A clean version is also available, removing most vulgarity, as well as the song "WCSR". The clean version also features a picture of Kid Rock's face on the disc, while the unedited version has an image of Rock's hands with raised middle fingers (a reference to Rock's previous album Devil Without a Cause which featured just Rock's right hand making the same gesture); both feature Kid Rock's name. The edited version of Cocky also renames track eight to "You Never Met a White Boy Quite Like Me".

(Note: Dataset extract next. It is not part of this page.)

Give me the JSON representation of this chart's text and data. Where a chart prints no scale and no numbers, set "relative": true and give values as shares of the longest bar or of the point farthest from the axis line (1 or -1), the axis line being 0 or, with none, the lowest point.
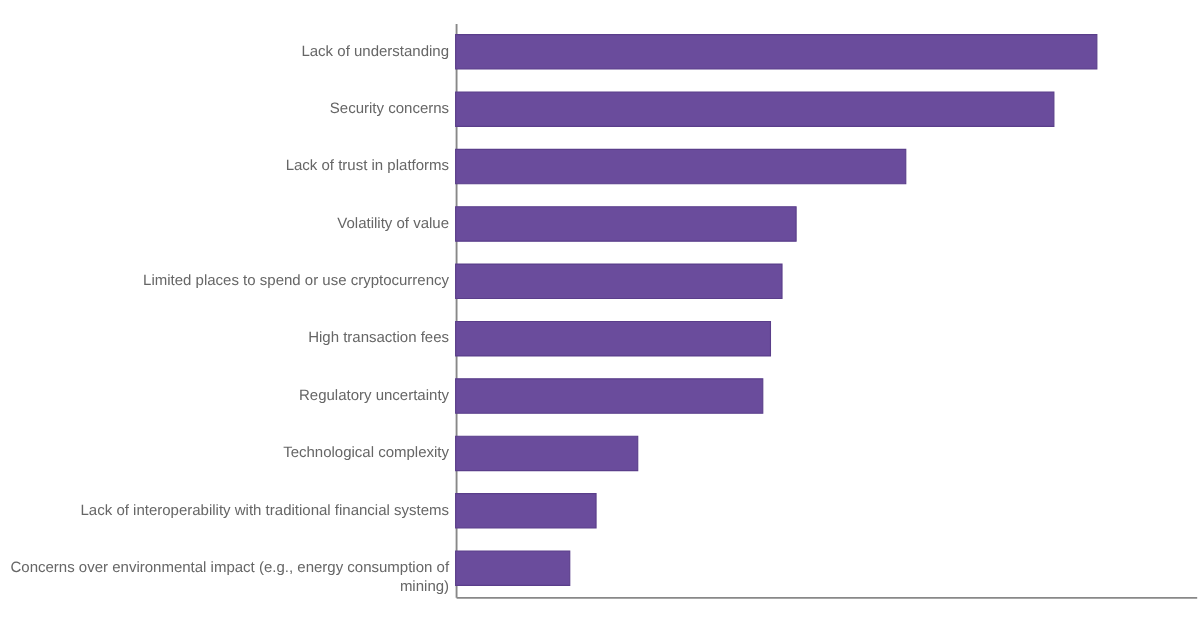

| No. | Title | Writer(s) | Length |
|---|---|---|---|
| 1. | "Trucker Anthem" | M. O'Brien, D. Reeves, Robert James Ritchie, Matthew Shafer, H. Stothart, D. McDaniels, R. Simmons, J. Simmons | 4:39 |
| 2. | "Forever" | Freddie Beauregard, Robert James Ritchie, Matthew Shafer | 3:46 |
| 3. | "Lay It on Me" | Robert James Ritchie, Matthew Shafer | 4:56 |
| 4. | "Cocky" | Freddie Beauregard, Robert James Ritchie, Matthew Shafer | 3:57 |
| 5. | "What I Learned Out on the Road" | Robert James Ritchie, Matthew Shafer | 4:58 |
| 6. | "I'm Wrong, But You Ain't Right" | Robert James Ritchie | 4:56 |
| 7. | "Lonely Road of Faith" | Robert James Ritchie | 5:28 |
| 8. | "You Never Met a Motherfucker Quite Like Me" | Robert James Ritchie, Ronnie Van Zant, Allen Collins | 4:53 |
| 9. | "Picture" (featuring Sheryl Crow) | Robert James Ritchie, Sheryl Crow | 4:58 |
| 10. | "I'm a Dog" | Robert James Ritchie, K. Olson | 3:36 |
| 11. | "Midnight Train to Memphis" | Robert James Ritchie, Matthew Shafer | 4:44 |
| 12. | "Baby Come Home" | Robert James Ritchie | 3:08 |
| 13. | "Drunk in the Morning" | Robert James Ritchie | 5:31 |
| 14. | "WCSR" (featuring Snoop Dogg) | Robert James Ritchie, Calvin Cordozar Broadus Jr. | 4:44 |
| Total length: |  |  | 63:36 |

==Credits==
- Kid Rock – vocals; lead guitar, rhythm guitar, acoustic guitar, slide guitar, Dobro, banjo, steel guitar, synthesizer, turntables, harmonica, organ, piano, bass, drum machine

===Twisted Brown Trucker===
- Misty Love – vocals
- Shirley Hayden – vocals
- Kenny Olson – bass, lead guitar, rhythm guitar
- Jason Krause – lead guitar, rhythm guitar
- Uncle Kracker – vocals, turntables
- Jimmie Bones – piano, organ, harmonica, keyboards, vocals
- Stefanie Eulinberg – drums, percussion, vocals

===Guests===
- Snoop Dogg – vocals on "WCSR"
- Sheryl Crow – bass, vocals, twelve-string guitar
- Matt O'Brien – bass on "Trucker Anthem"
- Paradime – vocals on "Forever"
- David Spade – smart-ass on "Midnight Train to Memphis"
- Jeff Grand – Free Bird solo

==Charts==

=== Weekly charts ===

Weekly chart performance for Cocky
| Chart (2001–2003) | Peak position |
|---|---|
| Australian Albums (ARIA) | 21 |
| Austrian Albums (Ö3 Austria) | 10 |
| Canadian Albums (Billboard) | 15 |
| German Albums (Offizielle Top 100) | 15 |
| New Zealand Albums (RMNZ) | 7 |
| Swiss Albums (Schweizer Hitparade) | 30 |
| US Billboard 200 | 3 |

=== Year-end charts ===

Year-end chart performance for Cocky
| Chart (2001) | Peak position |
|---|---|
| Canadian Albums (Nielsen SoundScan) | 122 |
| Worldwide Albums (IFPI) | 45 |
| Chart (2002) | Position |
| Austrian Albums (Ö3 Austria) | 63 |
| Canadian Albums (Nielsen SoundScan) | 186 |
| Canadian Alternative Albums (Nielsen SoundScan) | 59 |
| Canadian Metal Albums (Nielsen SoundScan) | 29 |
| US Billboard 200 | 27 |
| Chart (2003) | Position |
| US Billboard 200 | 16 |

=== Decade-end charts ===

Decade-end chart performance for Cocky
| Chart (2000–2009) | Position |
|---|---|
| US Billboard 200 | 65 |

== Certifications ==

Certifications and sales for Cocky
| Region | Certification | Certified units/sales |
| Canada (Music Canada) | 2× Platinum | 200,000^{^} |
| United States (RIAA) | 5× Platinum | 5,000,000^{^} |
^{^} Shipments figures based on certification alone.